The FDA has cleared Nova Biomedical’s Nova StatStrip Glucose Hospital Meter System to become the first blood glucose monitoring system for use in critically ill patients who have been hospitalized.
The FDA originally approved the blood glucose meter in April 2006 to aid in monitoring the effectiveness of a diabetes control program in hospitals, but not for use in critically ill patients. Subsequently, Nova Biomedical submitted a new premarket submission to the FDA seeking approval for that indication.
After reviewing the company’s submission, the FDA determined that the Nova StatStrip Glucose Hospital Meter System is simple to use and has a low risk for false results. In addition to granting the new indication, the FDA granted it a waiver under Clinical Laboratory Improvement Amendments (CLIA), which will allow hospital labs to safely provide blood glucose monitoring to their critically ill patients without having to meet the significant CLIA requirements for high-complexity testing.
“This device provides an important public health resource for critically ill hospitalized patients, who often have conditions or are taking medications that can cause (an) incorrect blood glucose reading,” said Alberto Gutierrez, director of the Office of In Vitro Diagnostics and Radiological Devices at the FDA's Center for Devices and Radiological Health, in a press release. “It is important for manufacturers of glucose meters used in hospitals to design and test their devices for use in all hospitalized patients.”

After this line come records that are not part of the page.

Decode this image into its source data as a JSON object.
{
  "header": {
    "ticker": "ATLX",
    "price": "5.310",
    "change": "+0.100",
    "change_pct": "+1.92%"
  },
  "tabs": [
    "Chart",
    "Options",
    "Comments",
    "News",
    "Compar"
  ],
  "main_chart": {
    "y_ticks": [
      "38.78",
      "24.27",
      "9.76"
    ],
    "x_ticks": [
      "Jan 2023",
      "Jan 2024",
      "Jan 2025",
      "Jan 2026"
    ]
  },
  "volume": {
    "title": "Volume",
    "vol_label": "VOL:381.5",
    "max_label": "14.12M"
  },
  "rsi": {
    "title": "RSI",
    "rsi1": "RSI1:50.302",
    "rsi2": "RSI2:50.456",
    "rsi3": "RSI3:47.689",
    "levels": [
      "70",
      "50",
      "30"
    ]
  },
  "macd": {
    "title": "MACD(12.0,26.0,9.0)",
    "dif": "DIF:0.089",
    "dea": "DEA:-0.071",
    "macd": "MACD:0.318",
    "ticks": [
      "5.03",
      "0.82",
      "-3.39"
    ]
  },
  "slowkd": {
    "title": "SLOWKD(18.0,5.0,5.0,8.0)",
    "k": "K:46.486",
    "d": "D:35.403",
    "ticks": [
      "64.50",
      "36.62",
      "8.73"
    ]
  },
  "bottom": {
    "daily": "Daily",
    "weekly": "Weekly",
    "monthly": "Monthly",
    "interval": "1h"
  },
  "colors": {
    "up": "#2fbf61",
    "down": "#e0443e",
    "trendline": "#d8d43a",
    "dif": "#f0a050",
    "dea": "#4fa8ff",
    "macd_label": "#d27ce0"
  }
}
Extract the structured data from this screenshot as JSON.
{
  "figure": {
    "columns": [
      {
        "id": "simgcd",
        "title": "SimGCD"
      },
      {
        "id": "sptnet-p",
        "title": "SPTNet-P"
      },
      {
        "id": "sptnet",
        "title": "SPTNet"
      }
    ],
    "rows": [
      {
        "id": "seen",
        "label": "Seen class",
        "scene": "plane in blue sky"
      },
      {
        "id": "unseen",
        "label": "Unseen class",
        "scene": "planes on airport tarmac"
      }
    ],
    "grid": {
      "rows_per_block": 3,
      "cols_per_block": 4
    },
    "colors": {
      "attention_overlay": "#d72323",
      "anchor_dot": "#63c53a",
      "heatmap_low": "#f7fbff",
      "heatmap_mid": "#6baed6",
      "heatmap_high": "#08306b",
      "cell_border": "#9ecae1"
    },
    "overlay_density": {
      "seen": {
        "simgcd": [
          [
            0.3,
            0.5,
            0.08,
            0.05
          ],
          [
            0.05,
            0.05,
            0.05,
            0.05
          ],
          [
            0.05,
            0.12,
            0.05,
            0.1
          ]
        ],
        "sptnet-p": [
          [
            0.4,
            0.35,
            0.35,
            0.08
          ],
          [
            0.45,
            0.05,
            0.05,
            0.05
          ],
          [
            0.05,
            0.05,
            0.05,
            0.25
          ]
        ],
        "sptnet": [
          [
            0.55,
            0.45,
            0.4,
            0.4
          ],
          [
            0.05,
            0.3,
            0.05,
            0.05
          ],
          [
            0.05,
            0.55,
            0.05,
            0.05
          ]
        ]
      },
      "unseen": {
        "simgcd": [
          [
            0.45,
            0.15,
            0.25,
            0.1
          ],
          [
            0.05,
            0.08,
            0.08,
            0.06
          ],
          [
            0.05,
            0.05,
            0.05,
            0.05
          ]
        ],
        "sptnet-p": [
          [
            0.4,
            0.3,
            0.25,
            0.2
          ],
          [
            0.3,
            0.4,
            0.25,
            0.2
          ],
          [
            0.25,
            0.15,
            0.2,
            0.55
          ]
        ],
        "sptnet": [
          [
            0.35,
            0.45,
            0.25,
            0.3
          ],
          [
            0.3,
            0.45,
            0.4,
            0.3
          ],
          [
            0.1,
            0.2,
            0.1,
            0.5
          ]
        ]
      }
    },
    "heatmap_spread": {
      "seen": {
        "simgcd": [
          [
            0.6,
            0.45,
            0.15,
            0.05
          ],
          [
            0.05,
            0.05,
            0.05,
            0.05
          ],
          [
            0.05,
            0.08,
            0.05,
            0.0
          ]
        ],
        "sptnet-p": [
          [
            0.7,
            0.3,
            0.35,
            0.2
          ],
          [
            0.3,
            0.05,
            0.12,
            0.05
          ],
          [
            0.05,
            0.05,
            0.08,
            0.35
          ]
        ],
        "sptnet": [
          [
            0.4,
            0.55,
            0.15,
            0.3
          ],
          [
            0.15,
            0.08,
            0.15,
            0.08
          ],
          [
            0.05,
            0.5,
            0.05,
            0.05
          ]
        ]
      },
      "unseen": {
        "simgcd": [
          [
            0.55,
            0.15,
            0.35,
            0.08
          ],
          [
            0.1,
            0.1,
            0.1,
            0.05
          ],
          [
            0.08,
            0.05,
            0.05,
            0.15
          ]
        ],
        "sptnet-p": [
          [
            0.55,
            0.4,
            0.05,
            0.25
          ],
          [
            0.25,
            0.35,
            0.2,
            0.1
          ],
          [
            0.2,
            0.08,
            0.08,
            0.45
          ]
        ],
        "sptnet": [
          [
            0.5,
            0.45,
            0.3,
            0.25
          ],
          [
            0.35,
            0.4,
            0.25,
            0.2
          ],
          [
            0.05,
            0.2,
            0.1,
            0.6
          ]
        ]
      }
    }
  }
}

Blood glucose meters are used to manage many hospital patients, including those who require insulin to manage blood sugar. The FDA cleared the Nova StatStrip Glucose Hospital Meter System for indications that include using arterial or venous whole blood from patients in all areas of a hospital with various conditions, such as trauma, cancer, sepsis, and infection; cardiac, kidney, neurologic, obstetric, gynecologic, gastroenterologic, endocrine, and lung issues; and recovery from general or cardiothoracic surgery.
Data supporting the new indications encompassed a study of more than 1650 patients treated in various hospital departments that showed agreement in blood glucose results compared with a laboratory glucose analyzer.